Nella sua autobiografia, Pozzecco in più occasioni riconosce quali sono stati i suoi errori. È consapevole che determinate scelte avrebbero potuto orientare la carriera in altro modo. Ma forse non sarebbe stato lui, il vero Poz fino in fondo. Sa di essere stato un giocatore pazzo e imprevedibile, probabilmente ingestibile, “prendere o lasciare”, ma di essere rimasto se stesso. Senza compromessi e mezze misure, che pure a volte, e a maggior ragione oggi che è allenatore, sono necessari. Ha giocato per emozionarsi ed emozionare la gente.

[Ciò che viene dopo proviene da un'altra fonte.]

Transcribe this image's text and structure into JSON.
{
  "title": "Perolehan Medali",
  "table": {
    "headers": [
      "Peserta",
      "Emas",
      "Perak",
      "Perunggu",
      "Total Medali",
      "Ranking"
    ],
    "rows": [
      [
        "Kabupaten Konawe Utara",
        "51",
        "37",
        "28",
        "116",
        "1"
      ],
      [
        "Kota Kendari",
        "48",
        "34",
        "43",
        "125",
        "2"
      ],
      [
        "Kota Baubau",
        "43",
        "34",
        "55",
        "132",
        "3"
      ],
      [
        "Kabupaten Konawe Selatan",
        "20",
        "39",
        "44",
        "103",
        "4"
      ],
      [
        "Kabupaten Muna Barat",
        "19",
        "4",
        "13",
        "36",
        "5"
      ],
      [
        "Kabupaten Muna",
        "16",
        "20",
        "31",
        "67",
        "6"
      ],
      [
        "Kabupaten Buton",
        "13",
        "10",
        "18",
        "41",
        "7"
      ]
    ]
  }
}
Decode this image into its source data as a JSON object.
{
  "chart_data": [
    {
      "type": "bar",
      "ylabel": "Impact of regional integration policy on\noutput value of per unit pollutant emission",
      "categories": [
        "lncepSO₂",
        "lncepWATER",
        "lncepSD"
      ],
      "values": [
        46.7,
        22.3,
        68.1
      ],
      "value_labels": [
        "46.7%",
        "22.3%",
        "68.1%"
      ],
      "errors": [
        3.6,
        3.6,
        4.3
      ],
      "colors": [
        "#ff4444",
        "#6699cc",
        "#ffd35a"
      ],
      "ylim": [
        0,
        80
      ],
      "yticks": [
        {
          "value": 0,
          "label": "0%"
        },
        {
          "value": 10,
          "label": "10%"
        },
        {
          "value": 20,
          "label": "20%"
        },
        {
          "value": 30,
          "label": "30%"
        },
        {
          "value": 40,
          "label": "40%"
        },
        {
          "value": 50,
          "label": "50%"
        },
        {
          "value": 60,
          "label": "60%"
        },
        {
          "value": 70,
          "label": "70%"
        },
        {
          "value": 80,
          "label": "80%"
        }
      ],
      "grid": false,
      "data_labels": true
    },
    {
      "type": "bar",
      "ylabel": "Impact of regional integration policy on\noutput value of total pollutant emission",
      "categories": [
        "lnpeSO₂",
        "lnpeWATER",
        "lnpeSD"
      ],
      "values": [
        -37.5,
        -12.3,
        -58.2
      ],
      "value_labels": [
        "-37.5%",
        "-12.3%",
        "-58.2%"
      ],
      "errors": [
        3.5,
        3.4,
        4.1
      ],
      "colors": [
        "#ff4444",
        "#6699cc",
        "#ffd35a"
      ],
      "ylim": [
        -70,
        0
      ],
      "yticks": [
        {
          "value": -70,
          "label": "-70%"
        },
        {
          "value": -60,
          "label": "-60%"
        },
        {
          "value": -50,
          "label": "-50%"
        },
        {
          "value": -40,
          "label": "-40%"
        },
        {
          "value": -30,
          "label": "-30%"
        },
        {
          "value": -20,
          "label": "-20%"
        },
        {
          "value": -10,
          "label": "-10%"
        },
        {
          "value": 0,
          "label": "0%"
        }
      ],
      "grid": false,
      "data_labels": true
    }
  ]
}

Pozzecco ha sempre messo al centro di tutto le relazioni umane, motivo per cui l’amore che lo unisce a Varese, Bologna e Capo d’Orlando, quelle che considera le sue tre città, non si spezzerà mai. Così come il rapporto con allenatori quali Dado Lombardi e Charlie Recalcati, che gli hanno dato spazio e fiducia quando giocava nelle loro squadre, perché in campo era felice solo se poteva avere libertà d’espressione: “Non dovevo e non potevo essere allenato da uno che non mi dava libertà e spazio. Questo l’ho sempre pensato: io volevo diventare l’allenatore che avrei voluto che mi allenasse“.

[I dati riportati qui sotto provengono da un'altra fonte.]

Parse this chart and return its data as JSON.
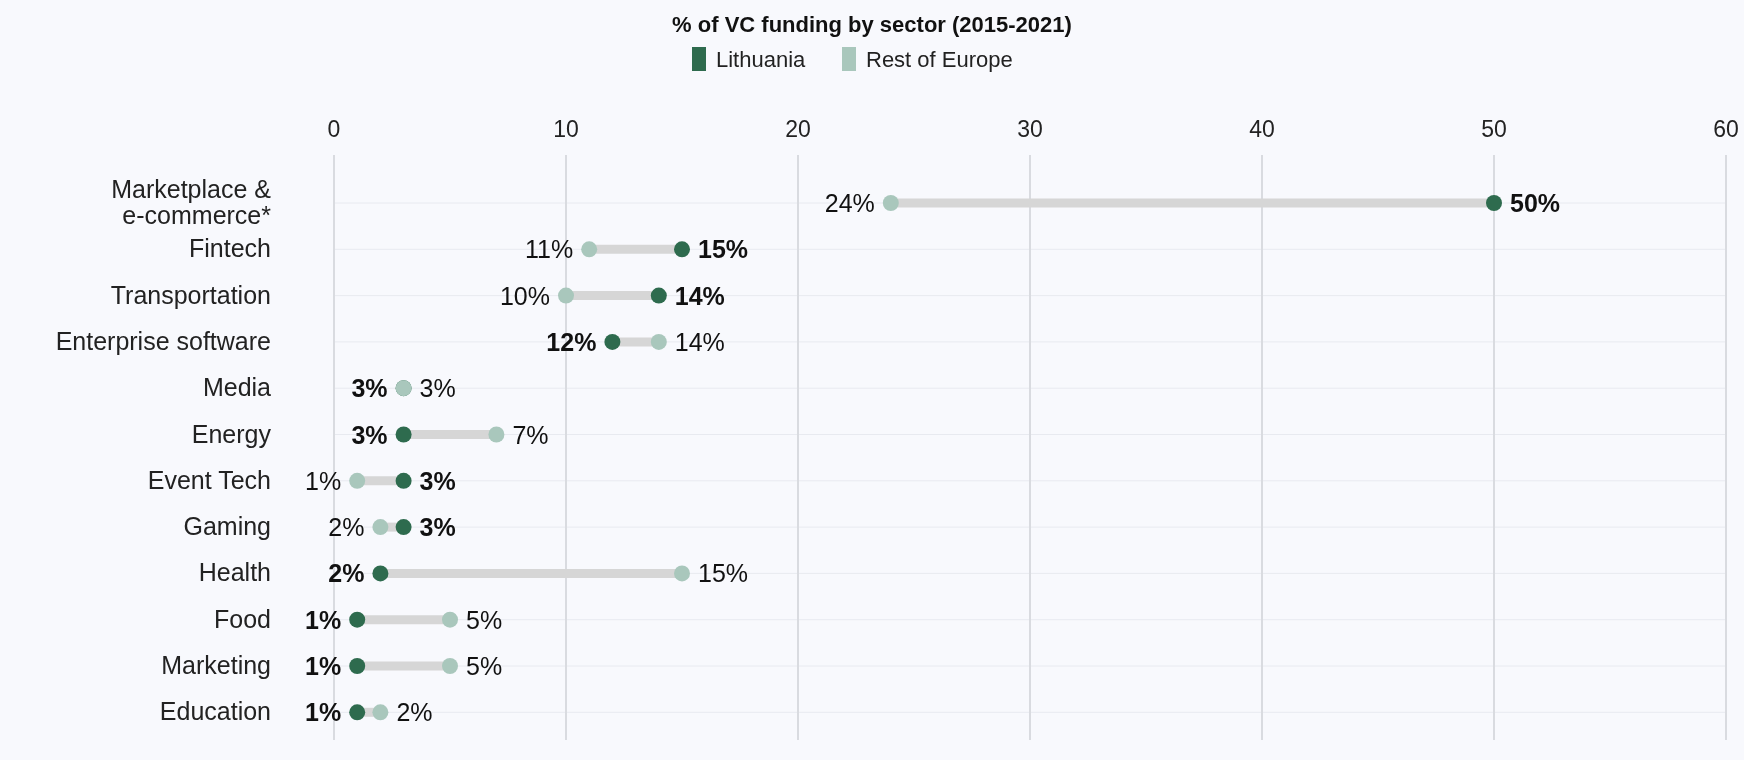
{
  "chart_data": {
    "type": "scatter",
    "orientation": "horizontal",
    "title": "% of VC funding by sector (2015-2021)",
    "categories": [
      "Marketplace & e-commerce*",
      "Fintech",
      "Transportation",
      "Enterprise software",
      "Media",
      "Energy",
      "Event Tech",
      "Gaming",
      "Health",
      "Food",
      "Marketing",
      "Education"
    ],
    "series": [
      {
        "name": "Lithuania",
        "color": "#2e6b4e",
        "values": [
          50,
          15,
          14,
          12,
          3,
          3,
          3,
          3,
          2,
          1,
          1,
          1
        ],
        "value_labels": [
          "50%",
          "15%",
          "14%",
          "12%",
          "3%",
          "3%",
          "3%",
          "3%",
          "2%",
          "1%",
          "1%",
          "1%"
        ]
      },
      {
        "name": "Rest of Europe",
        "color": "#a9c7bc",
        "values": [
          24,
          11,
          10,
          14,
          3,
          7,
          1,
          2,
          15,
          5,
          5,
          2
        ],
        "value_labels": [
          "24%",
          "11%",
          "10%",
          "14%",
          "3%",
          "7%",
          "1%",
          "2%",
          "15%",
          "5%",
          "5%",
          "2%"
        ]
      }
    ],
    "xlim": [
      0,
      60
    ],
    "xticks": [
      0,
      10,
      20,
      30,
      40,
      50,
      60
    ],
    "grid": true,
    "legend": "top",
    "marker": "circle"
  }
}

Da Clamoroso emerge la storia di un ragazzo diventato uomo vivendo il basket in ogni momento, sia nel giusto sia nell’errore, in maniera profonda e viscerale. E che si è goduto la vita che il suo status di atleta professionista gli ha consentito di fare. Pozzecco è una persona vera, non solo un tipo da notti brave che pur costellano il suo percorso, ma che sa cosa significa darsi obiettivi e sognare in grande. Dal suo esempio emerge l’insegnamento più importante di tutti: provarci sempre. Come quando si sbaglia un tiro e si ritenta subito, convinti di fare canestro, perché “s’impara solo in questa maniera. È così nel basket, come nella vita“.